Na początku roku do prasy wyciekły informacje na temat zarobków w Narodowym Banku Polskim, ze szczególnym uwzględnieniem pensji ulubionej blondynki prezesa Adama Glapińskiego.
Okazało się, że 39-letnia Martyna Wojciechowska, która karierę polityczną oparła na tym, że nazywa się tak samo jak powszechnie lubiana podróżniczka, otrzymuje pensję w wysokości 49,5 tysiąca złotych. Na dodatek nie bardzo było wiadomo, za co, bo nie ma nawet wykształcenia ekonomicznego, tylko filologiczne.

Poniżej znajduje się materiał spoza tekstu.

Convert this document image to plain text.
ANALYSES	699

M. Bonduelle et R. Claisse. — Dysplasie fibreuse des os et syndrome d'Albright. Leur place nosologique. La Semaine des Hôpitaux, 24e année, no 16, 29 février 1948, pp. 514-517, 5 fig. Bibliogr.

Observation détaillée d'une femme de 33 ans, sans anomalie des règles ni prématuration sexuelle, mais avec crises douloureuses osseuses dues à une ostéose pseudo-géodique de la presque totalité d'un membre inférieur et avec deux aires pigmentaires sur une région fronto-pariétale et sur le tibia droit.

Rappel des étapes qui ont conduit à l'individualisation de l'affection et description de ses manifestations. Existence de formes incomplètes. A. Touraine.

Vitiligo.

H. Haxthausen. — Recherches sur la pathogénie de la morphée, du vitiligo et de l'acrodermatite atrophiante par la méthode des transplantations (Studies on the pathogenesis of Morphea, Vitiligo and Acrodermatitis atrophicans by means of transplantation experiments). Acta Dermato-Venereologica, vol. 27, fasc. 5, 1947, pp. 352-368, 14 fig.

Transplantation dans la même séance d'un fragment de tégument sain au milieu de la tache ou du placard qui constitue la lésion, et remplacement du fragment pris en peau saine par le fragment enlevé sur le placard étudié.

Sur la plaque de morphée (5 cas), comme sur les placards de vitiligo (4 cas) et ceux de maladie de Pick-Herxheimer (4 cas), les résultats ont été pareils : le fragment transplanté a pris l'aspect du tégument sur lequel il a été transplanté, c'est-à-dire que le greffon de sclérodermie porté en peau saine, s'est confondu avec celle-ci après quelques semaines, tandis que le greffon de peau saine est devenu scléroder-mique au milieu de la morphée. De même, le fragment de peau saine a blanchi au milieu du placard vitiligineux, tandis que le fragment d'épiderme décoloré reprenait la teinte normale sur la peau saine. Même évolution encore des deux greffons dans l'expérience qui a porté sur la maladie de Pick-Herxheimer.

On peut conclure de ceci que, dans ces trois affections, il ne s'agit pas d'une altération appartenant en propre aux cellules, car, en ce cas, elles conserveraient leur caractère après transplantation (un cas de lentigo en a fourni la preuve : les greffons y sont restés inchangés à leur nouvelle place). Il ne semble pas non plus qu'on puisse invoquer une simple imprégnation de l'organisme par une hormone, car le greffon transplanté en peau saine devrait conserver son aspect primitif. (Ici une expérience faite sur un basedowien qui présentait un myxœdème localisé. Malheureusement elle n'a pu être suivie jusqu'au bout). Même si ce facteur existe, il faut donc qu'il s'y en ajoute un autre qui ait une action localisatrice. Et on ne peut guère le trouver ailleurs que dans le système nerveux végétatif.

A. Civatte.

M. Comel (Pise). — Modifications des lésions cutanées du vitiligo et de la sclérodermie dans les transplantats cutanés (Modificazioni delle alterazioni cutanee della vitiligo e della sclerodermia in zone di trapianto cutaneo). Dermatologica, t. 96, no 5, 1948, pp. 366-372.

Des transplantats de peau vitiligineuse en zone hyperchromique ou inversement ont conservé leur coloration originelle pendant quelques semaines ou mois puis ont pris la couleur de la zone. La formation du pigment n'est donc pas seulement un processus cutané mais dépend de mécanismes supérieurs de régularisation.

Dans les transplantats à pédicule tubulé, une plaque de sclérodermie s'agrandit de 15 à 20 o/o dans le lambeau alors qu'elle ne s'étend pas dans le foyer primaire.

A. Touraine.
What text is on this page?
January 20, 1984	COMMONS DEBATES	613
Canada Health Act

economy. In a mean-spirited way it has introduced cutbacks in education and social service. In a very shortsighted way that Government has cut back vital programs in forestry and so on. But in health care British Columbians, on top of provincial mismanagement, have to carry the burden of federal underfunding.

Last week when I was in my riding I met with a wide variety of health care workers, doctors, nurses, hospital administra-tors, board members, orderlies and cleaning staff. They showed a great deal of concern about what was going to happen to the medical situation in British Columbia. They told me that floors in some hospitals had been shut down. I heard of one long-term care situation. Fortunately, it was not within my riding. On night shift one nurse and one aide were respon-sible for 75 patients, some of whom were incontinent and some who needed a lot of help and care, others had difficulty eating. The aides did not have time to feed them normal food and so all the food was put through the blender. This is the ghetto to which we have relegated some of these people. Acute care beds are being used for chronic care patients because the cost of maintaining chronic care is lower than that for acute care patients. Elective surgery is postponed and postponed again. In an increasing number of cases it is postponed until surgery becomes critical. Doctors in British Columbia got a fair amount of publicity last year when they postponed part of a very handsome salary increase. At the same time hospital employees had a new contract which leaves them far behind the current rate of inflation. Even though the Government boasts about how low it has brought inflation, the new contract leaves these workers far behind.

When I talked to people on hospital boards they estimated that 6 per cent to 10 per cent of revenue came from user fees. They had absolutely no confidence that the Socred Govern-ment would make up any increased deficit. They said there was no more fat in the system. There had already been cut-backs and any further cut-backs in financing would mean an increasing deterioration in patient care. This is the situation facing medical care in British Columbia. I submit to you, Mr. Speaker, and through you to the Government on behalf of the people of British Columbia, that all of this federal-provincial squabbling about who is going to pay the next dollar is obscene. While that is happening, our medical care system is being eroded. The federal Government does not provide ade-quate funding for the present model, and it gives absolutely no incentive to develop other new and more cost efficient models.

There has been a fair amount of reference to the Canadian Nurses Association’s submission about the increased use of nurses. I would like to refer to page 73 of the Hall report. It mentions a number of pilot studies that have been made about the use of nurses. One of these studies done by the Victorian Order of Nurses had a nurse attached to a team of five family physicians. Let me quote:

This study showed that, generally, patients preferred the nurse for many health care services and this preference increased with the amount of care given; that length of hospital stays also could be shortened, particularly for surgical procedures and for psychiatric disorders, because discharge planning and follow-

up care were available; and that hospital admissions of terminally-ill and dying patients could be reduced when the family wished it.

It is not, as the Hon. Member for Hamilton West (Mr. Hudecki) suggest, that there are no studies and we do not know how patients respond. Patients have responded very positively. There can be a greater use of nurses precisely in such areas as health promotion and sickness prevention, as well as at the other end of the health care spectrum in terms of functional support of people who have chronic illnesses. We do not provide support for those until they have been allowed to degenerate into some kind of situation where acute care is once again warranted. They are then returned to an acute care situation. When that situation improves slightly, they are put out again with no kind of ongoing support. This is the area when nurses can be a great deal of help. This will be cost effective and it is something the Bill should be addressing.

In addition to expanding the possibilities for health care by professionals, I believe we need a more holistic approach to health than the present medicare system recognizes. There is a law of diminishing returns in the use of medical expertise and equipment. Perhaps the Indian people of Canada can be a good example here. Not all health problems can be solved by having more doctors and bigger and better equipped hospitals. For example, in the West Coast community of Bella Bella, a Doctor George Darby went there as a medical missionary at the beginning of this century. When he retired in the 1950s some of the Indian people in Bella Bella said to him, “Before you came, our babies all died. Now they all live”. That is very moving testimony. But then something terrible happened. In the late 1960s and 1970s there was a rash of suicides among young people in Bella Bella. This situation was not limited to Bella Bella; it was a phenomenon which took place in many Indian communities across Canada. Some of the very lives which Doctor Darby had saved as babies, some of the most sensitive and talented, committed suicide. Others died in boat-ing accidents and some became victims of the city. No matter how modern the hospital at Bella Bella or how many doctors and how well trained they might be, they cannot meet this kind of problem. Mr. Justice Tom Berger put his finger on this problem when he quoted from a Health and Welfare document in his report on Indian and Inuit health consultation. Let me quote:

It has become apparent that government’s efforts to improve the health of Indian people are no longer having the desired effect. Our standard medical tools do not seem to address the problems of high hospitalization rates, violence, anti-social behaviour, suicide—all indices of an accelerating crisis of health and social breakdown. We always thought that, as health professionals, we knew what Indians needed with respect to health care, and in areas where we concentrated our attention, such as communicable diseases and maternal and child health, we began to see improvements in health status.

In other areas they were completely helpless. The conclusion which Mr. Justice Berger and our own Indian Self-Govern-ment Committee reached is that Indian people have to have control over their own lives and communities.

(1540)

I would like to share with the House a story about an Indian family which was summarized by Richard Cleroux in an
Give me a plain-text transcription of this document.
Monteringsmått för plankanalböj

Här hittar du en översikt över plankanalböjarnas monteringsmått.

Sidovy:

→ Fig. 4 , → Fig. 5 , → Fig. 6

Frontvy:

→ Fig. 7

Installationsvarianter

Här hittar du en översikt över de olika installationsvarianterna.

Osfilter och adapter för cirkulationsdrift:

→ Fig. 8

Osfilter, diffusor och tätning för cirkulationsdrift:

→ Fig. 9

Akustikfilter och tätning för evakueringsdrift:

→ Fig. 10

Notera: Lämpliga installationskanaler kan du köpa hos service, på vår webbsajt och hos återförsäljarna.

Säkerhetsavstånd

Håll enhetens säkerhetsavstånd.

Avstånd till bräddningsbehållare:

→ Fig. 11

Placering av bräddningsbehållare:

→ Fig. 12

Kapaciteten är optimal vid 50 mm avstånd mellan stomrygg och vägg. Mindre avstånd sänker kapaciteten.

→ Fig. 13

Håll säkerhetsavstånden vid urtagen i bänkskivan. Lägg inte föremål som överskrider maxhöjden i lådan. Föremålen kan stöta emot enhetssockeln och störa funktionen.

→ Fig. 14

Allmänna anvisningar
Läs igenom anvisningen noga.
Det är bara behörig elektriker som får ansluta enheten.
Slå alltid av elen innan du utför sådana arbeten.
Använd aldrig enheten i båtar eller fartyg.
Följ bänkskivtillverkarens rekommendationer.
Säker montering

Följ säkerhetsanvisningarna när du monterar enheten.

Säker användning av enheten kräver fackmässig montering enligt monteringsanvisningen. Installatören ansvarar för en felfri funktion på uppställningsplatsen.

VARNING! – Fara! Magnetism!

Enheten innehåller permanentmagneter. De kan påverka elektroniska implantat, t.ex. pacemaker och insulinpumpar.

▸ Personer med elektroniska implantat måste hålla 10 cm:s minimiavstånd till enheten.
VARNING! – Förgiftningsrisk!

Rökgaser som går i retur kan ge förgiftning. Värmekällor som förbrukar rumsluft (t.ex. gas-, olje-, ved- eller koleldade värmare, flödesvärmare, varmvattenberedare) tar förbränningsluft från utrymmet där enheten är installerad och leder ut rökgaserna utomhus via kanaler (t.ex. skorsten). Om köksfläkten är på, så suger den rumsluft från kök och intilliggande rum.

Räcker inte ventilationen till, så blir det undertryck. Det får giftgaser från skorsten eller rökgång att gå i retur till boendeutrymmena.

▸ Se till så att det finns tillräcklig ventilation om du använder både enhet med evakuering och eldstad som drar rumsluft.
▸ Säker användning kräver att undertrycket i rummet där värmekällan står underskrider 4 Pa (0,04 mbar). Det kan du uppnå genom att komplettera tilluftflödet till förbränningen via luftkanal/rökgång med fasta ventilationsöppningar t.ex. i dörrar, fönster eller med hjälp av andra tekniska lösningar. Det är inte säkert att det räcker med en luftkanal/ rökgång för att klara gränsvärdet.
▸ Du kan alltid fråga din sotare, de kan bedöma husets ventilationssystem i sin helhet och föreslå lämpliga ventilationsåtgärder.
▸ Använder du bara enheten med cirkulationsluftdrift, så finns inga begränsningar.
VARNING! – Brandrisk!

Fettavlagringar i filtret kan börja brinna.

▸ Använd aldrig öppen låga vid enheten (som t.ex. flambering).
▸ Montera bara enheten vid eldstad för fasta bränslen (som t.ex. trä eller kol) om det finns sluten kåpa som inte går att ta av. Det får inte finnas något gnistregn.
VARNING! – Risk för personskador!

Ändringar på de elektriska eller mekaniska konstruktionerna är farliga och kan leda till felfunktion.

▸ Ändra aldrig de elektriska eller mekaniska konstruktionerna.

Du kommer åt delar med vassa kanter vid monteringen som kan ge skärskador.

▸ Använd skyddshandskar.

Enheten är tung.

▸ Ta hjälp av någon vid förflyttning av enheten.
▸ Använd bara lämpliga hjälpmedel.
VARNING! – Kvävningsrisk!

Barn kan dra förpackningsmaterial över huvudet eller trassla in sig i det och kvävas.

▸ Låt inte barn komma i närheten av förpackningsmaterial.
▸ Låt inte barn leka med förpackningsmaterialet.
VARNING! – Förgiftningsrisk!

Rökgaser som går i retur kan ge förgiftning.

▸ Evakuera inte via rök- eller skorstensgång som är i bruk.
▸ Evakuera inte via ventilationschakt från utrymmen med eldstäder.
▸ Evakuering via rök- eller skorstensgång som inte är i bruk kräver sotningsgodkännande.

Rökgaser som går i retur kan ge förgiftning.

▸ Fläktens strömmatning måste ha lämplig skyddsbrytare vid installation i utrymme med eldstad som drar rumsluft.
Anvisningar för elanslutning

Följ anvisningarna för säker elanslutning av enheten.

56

W NBP piastowała stanowisko "dyrektorki do spraw komunikacji", ale też nie wiadomo, z kim miałaby się komunikować, bo na pewno nie z dziennikarzami. Nie pozostawiła co do tego wątpliwości, nie pojawiając się na konferencji prasowej dotyczącej zarobków w NBP.
Prezes Prawa i Sprawiedliwości Jarosław Kaczyński strasznie się zdenerwował tym, że sprawą zajęły się media i kazał Glapińskiemu się tłumaczyć. Początkowo Glapiński próbował się stawiać, bo ma przed sobą jeszcze dwa lata kadencji, którą bardzo trudno byłoby mu skrócić lub odwołać ze stanowiska.
W końcu niby położył uszy po sobie i zwołał kilka konferencji prasowych, mających załagodzić skandal, ale w ich trakcie wypowiadał się dość hardo.
Wysokie wynagrodzenia z bankach centralnych są czymś normalnym - wyjaśnił z wyższością. Wszystko, co ostatnio działo się wokół NBP jest oparte na jednym nieporozumieniu - że zarobki w banku centralnym powinny być takiej jak w innych instytucjach państwowych.
Na szczęście, jak podkreśla z dumą pragnący zachować anonimowość pracownik NBP, blond "aniołek prawicy" sam się uniósł honorem i obciął sobie pensję. Wprawdzie dopiero od tego miesiąca, no ale zawsze.
Sama wystąpiła o obniżenie pensji - zachwyca się informator Super Expressu. Nie jest juz najlepiej zarabiającym dyrektorem.
Podatnikom, zrzucającym się na pensję pupilki prezesa, zapewne sprawi ulgę informacja, że pani Martyna od marca zarabia "zaledwie" 23 100 złotych miesięcznie.